I’ve always had a bit of a bad back. As in it’s OK most of the time but roughly every 18 months it just goes on me for no real reason. I don’t overwork it or do anything to put it out, but it just goes. And by that I mean I can’t get out of bed, or stand up straight if I do get out of bed.

Now in the past, and this has been recurring since I was a kid, these flare-ups have usually only lasted 24 hours. After that I’m on the mend. In just a couple of days I’m pretty much full strength. But my most recent attack lasted a full week. I’m still not 100%.

It’s the same for anything that goes wrong. Any pain you used to go bed with, knowing that it would be fine when you woke up the next morning, now takes days or weeks to get better. I pulled a muscle in my rib area last year and it took three months before I could lift anything.

(2) You can’t see or hear as well.

I’ve always watched movies with subtitles on. I don’t know if that’s so much because my hearing is going though or because of poor sound recording. Only recently, however, I noticed for the first time I was having trouble reading a book with some really small print. Or maybe I just thought it was small.

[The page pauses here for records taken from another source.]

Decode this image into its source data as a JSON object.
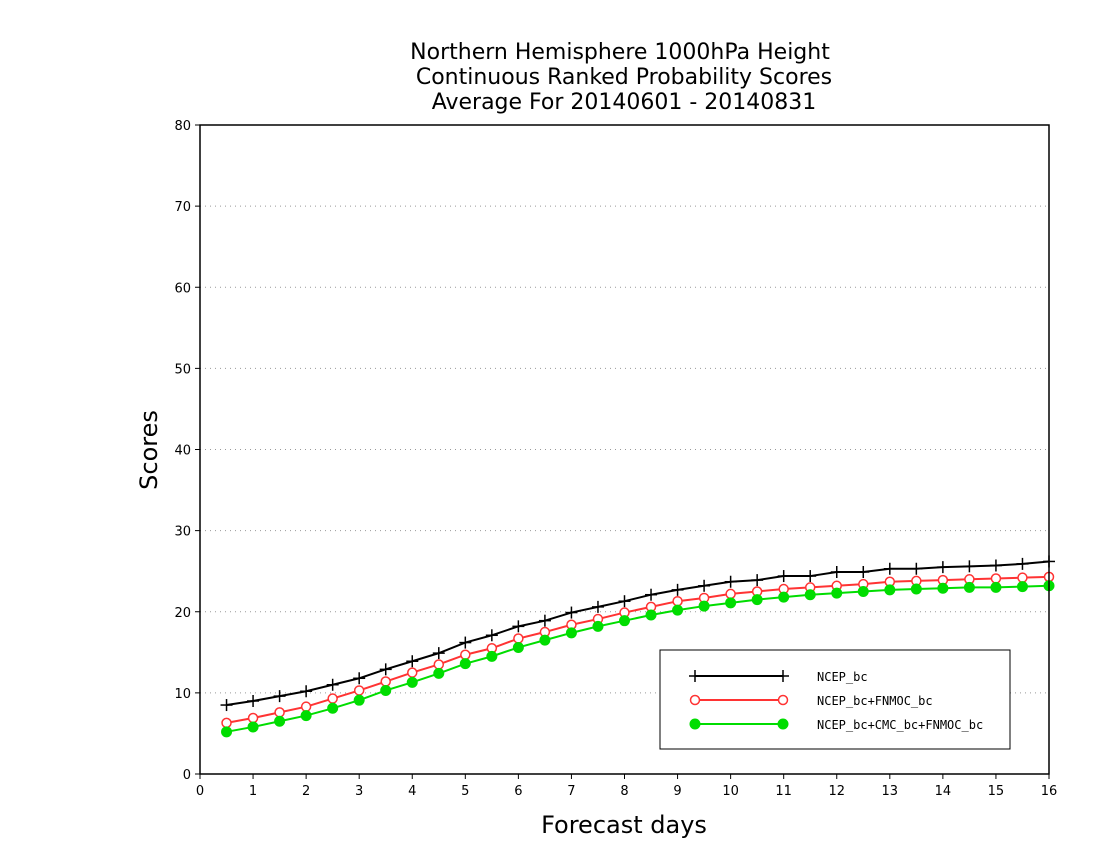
{
  "chart_data": {
    "type": "line",
    "title": [
      "Northern Hemisphere 1000hPa Height",
      "Continuous Ranked Probability Scores",
      "Average For 20140601 - 20140831"
    ],
    "xlabel": "Forecast days",
    "ylabel": "Scores",
    "xlim": [
      0,
      16
    ],
    "ylim": [
      0,
      80
    ],
    "xticks": [
      0,
      1,
      2,
      3,
      4,
      5,
      6,
      7,
      8,
      9,
      10,
      11,
      12,
      13,
      14,
      15,
      16
    ],
    "yticks": [
      0,
      10,
      20,
      30,
      40,
      50,
      60,
      70,
      80
    ],
    "grid": "horizontal dotted",
    "legend_position": "bottom-right",
    "x": [
      0.5,
      1,
      1.5,
      2,
      2.5,
      3,
      3.5,
      4,
      4.5,
      5,
      5.5,
      6,
      6.5,
      7,
      7.5,
      8,
      8.5,
      9,
      9.5,
      10,
      10.5,
      11,
      11.5,
      12,
      12.5,
      13,
      13.5,
      14,
      14.5,
      15,
      15.5,
      16
    ],
    "series": [
      {
        "name": "NCEP_bc",
        "color": "#000000",
        "marker": "plus",
        "values": [
          8.5,
          9.0,
          9.6,
          10.2,
          11.0,
          11.8,
          12.9,
          13.9,
          14.9,
          16.2,
          17.1,
          18.2,
          18.9,
          19.9,
          20.6,
          21.3,
          22.1,
          22.7,
          23.2,
          23.7,
          23.9,
          24.4,
          24.4,
          24.9,
          24.9,
          25.3,
          25.3,
          25.5,
          25.6,
          25.7,
          25.9,
          26.2
        ]
      },
      {
        "name": "NCEP_bc+FNMOC_bc",
        "color": "#ff3333",
        "marker": "open-circle",
        "values": [
          6.3,
          6.9,
          7.6,
          8.3,
          9.3,
          10.3,
          11.4,
          12.5,
          13.5,
          14.7,
          15.5,
          16.7,
          17.5,
          18.4,
          19.1,
          19.9,
          20.6,
          21.3,
          21.7,
          22.2,
          22.5,
          22.8,
          23.0,
          23.2,
          23.4,
          23.7,
          23.8,
          23.9,
          24.0,
          24.1,
          24.2,
          24.3
        ]
      },
      {
        "name": "NCEP_bc+CMC_bc+FNMOC_bc",
        "color": "#00dd00",
        "marker": "filled-circle",
        "values": [
          5.2,
          5.8,
          6.5,
          7.2,
          8.1,
          9.1,
          10.3,
          11.3,
          12.4,
          13.6,
          14.5,
          15.6,
          16.5,
          17.4,
          18.2,
          18.9,
          19.6,
          20.2,
          20.7,
          21.1,
          21.5,
          21.8,
          22.1,
          22.3,
          22.5,
          22.7,
          22.8,
          22.9,
          23.0,
          23.0,
          23.1,
          23.2
        ]
      }
    ]
  }
}
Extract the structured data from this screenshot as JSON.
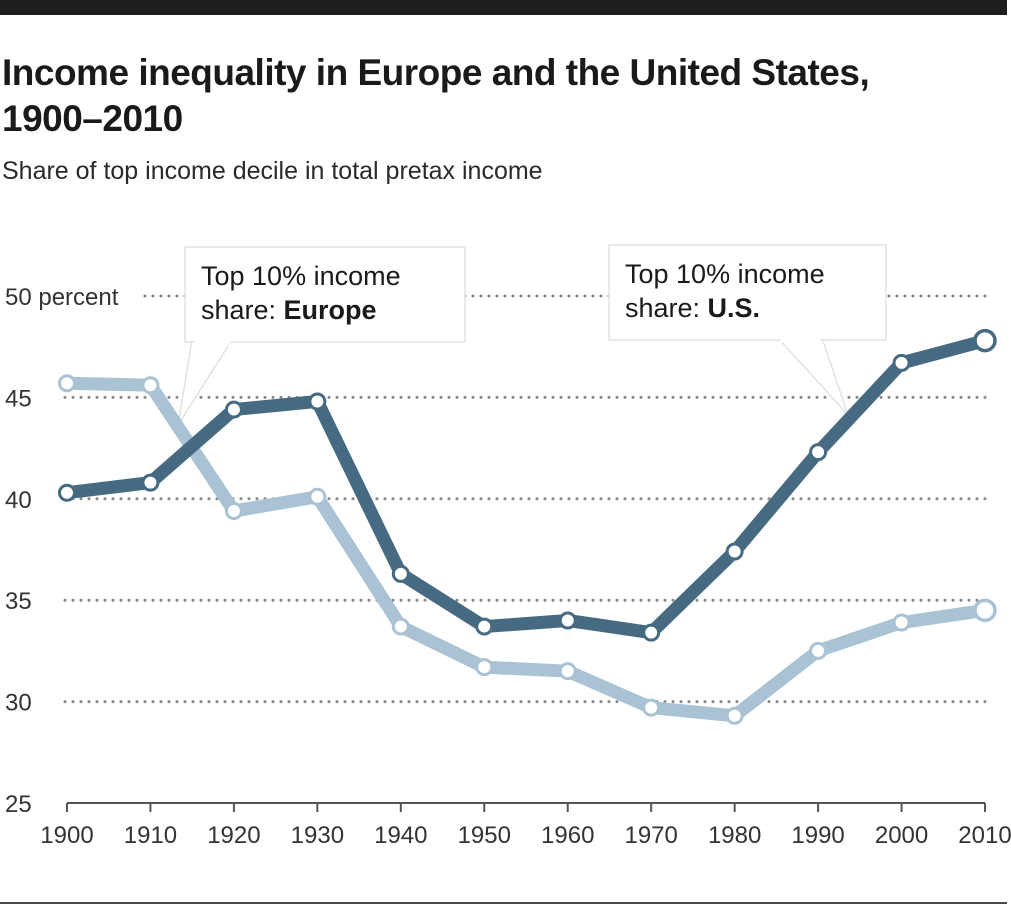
{
  "header": {
    "title_line1": "Income inequality in Europe and the United States,",
    "title_line2": "1900–2010",
    "subtitle": "Share of top income decile in total pretax income"
  },
  "colors": {
    "us": "#466a82",
    "europe": "#a9c2d4",
    "grid": "#888888",
    "text": "#333333"
  },
  "chart_data": {
    "type": "line",
    "title": "Income inequality in Europe and the United States, 1900–2010",
    "subtitle": "Share of top income decile in total pretax income",
    "x": [
      1900,
      1910,
      1920,
      1930,
      1940,
      1950,
      1960,
      1970,
      1980,
      1990,
      2000,
      2010
    ],
    "xticks": [
      "1900",
      "1910",
      "1920",
      "1930",
      "1940",
      "1950",
      "1960",
      "1970",
      "1980",
      "1990",
      "2000",
      "2010"
    ],
    "yticks": [
      "25",
      "30",
      "35",
      "40",
      "45",
      "50 percent"
    ],
    "ylim": [
      25,
      50
    ],
    "grid": true,
    "series": [
      {
        "name": "U.S.",
        "values": [
          40.3,
          40.8,
          44.4,
          44.8,
          36.3,
          33.7,
          34.0,
          33.4,
          37.4,
          42.3,
          46.7,
          47.8
        ]
      },
      {
        "name": "Europe",
        "values": [
          45.7,
          45.6,
          39.4,
          40.1,
          33.7,
          31.7,
          31.5,
          29.7,
          29.3,
          32.5,
          33.9,
          34.5
        ]
      }
    ],
    "annotations": [
      {
        "prefix": "Top 10% income",
        "line2": "share: ",
        "bold": "Europe",
        "series": "Europe"
      },
      {
        "prefix": "Top 10% income",
        "line2": "share: ",
        "bold": "U.S.",
        "series": "U.S."
      }
    ]
  }
}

Because I’m shortsighted I’ve never worn glasses to read, But I find with this book I have to hold it at just the right distance to be able to read it comfortably. This is a bit worrying, as I do have a lot of books with small print (all those Penguin Classics Dickens novels!) and I’m wondering how big an issue this is going to be moving forward. I suppose at some point I’ll be having to get large print editions out of the library to manage.

Where the sidewalk ends

Those living in this country know well that Canada’s roads have two seasons: Winter and Under Construction. This doesn’t affect me very much, but as a hardcore flâneur I do get put out by signs like these, all encountered in a single walk downtown I took this week. They put a cramp in my style!